La nota que recoge los estudios del PNUD, empero, muestra especial preocupación por Venezuela, Argentina y Ecuador. Pone en el grupo de alto riesgo a Belice y Granada y en otro andarivel a países como Bolivia, Costa Rica y otros centroamericanos.

Los parámetros que eligió PNUD para su informe y su advertencia toman en cuenta los niveles de deuda, de liquidez y de solvencia. Esas consideraciones debieran fomentar esfuerzos sistemáticos, sin pausa, para conseguir recursos en distintas fuentes y atender los problemas que, siendo estructurales, se agravaron de manera exponencial durante la pandemia que afectó a las economías, disparó el desempleo e hizo que más personas cruzaran el umbral de pobreza con magras expectativas de volver a los rangos anteriores.

Para el caso del Ecuador, hay que reconocer que los esfuerzos por cumplir con orden los cambios legislativos y claridad en las cuentas fiscales tuvieron sus efectos inmediatos en las relaciones con el Fondo Monetario Internacional, la activación de líneas de crédito de otros organismos multilaterales . Hubo un cambio en el enfoque de dichos grupos para orientar las ayudas económicas y la dirección de créditos a atacar a los aspectos sociales que más afectan.

Sin embargo, ni el monto de las ayudas ni los volúmenes d e los empréstitos son suficientes para salir de la crisis.

El país tiene un aspecto que le favorece: la moneda dura, el dólar, le protege y evita que su economía entre en un despeñadero. Ha sucedido en Venezuela todos estos años – ahora estrena billete de un millón de bolívares por la hiperinflación- y una Argentina que, pese a su músculo productivo, no atina contener la devaluación del peso frente al dólar, nos pone a distancia.

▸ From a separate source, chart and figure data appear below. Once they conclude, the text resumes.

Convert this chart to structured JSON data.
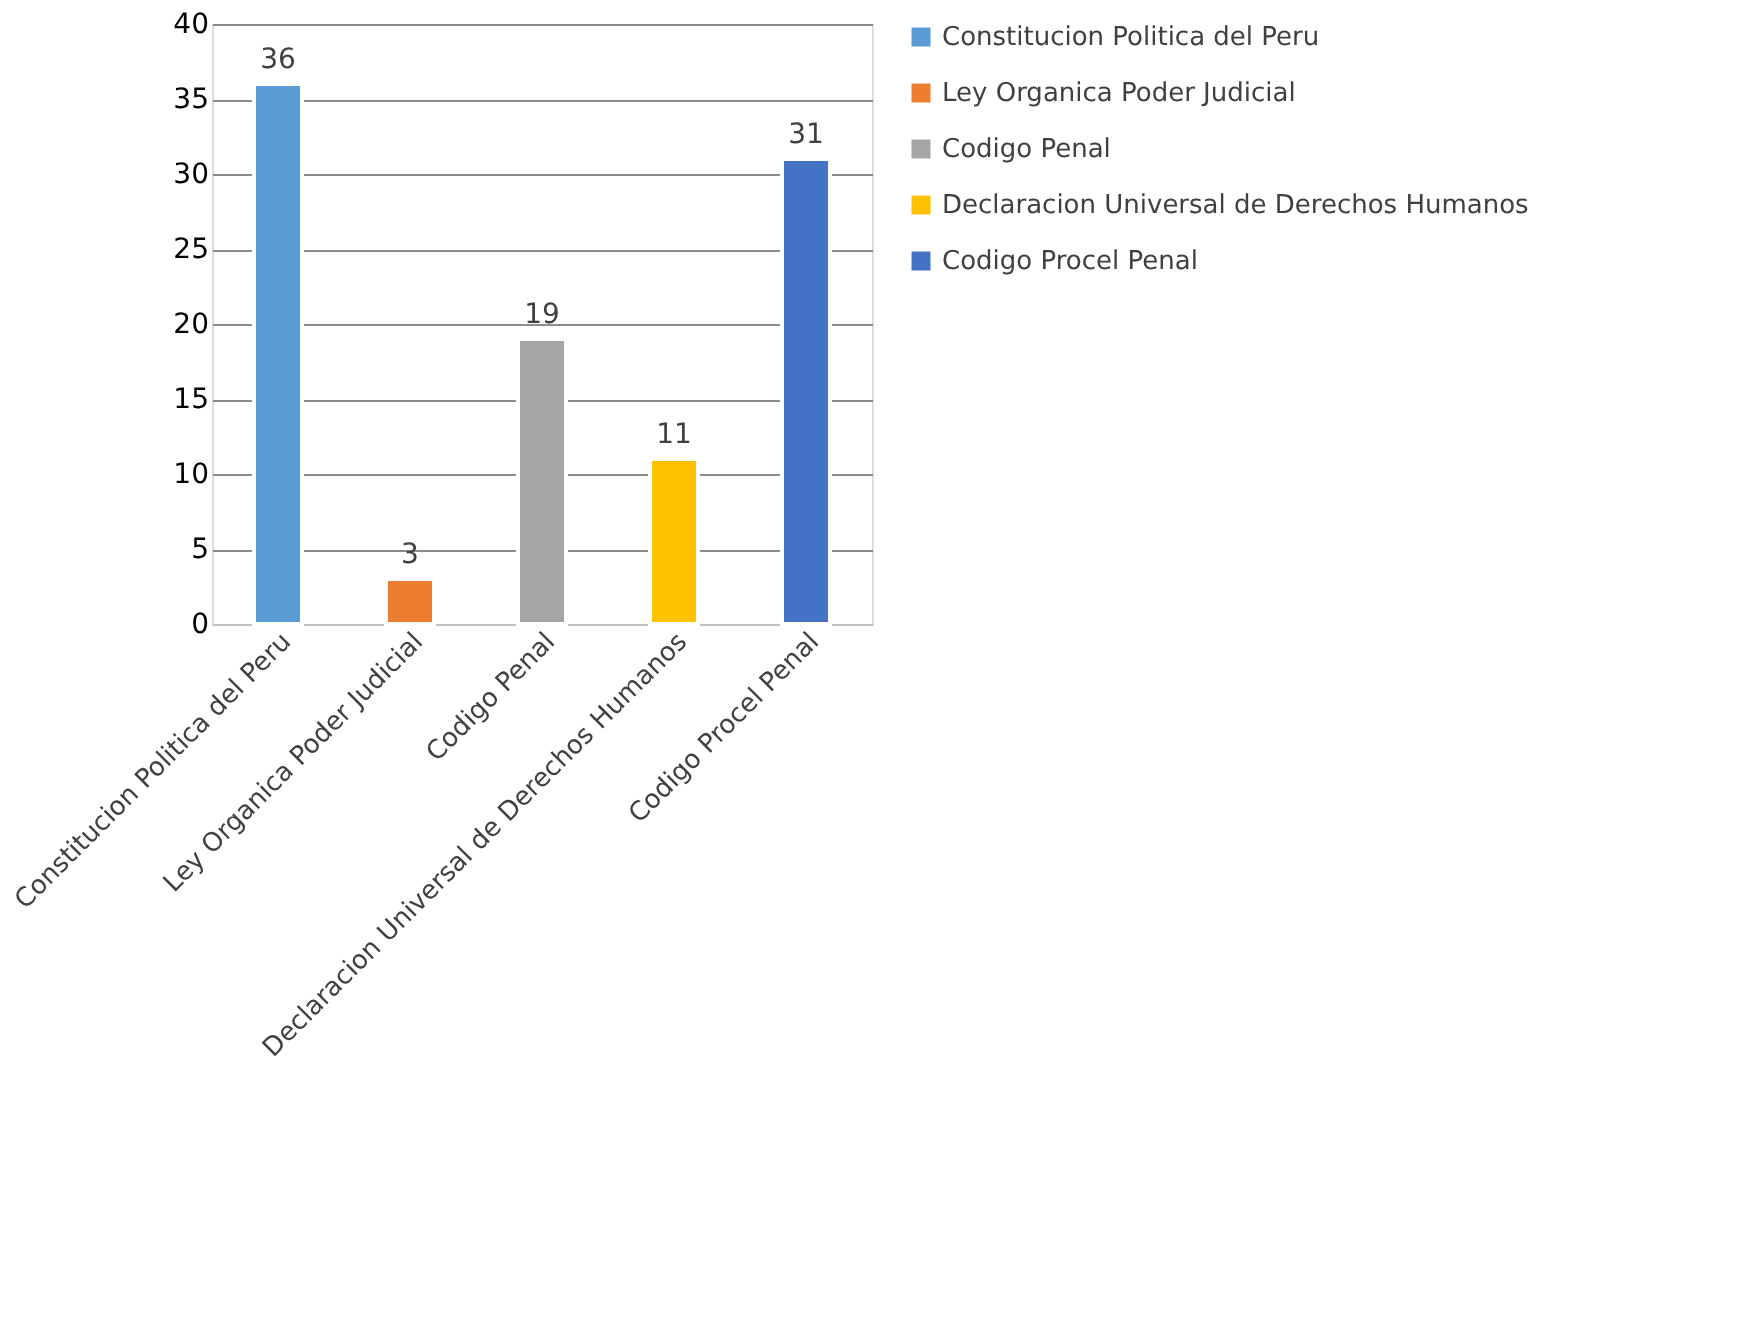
{
  "chart_data": {
    "type": "bar",
    "stacked": true,
    "categories": [
      "Constitucion Politica del Peru",
      "Ley Organica Poder Judicial",
      "Codigo Penal",
      "Declaracion Universal de Derechos Humanos",
      "Codigo Procel Penal"
    ],
    "series": [
      {
        "name": "Constitucion Politica del Peru",
        "color": "#5b9bd5",
        "values": [
          36,
          null,
          null,
          null,
          null
        ]
      },
      {
        "name": "Ley Organica Poder Judicial",
        "color": "#ed7d31",
        "values": [
          null,
          3,
          null,
          null,
          null
        ]
      },
      {
        "name": "Codigo Penal",
        "color": "#a5a5a5",
        "values": [
          null,
          null,
          19,
          null,
          null
        ]
      },
      {
        "name": "Declaracion Universal de Derechos Humanos",
        "color": "#ffc000",
        "values": [
          null,
          null,
          null,
          11,
          null
        ]
      },
      {
        "name": "Codigo Procel Penal",
        "color": "#4472c4",
        "values": [
          null,
          null,
          null,
          null,
          31
        ]
      }
    ],
    "ylim": [
      0,
      40
    ],
    "yticks": [
      0,
      5,
      10,
      15,
      20,
      25,
      30,
      35,
      40
    ],
    "grid": "y",
    "legend": "right",
    "data_labels": true
  }
}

Para el Ecuador, quizá los factores más importantes a tomar en cuenta son los referentes a la estabilidad institucional, la credibilidad de la palabra de los gobiernos, la instauración de una justicia independiente y poderes sin la siniestra y perniciosa concentración del poder.

Los esfuerzos para estabilizar la economía, atraer la inversión, y promover la ayuda a los sectores más desprotegidos es la única línea de conducta que puede sacar al país del riesgo de vulnerabilidad que el PNUD advierte. Parece una tarea primordial aparejada a la lucha incansable contra la pandemia.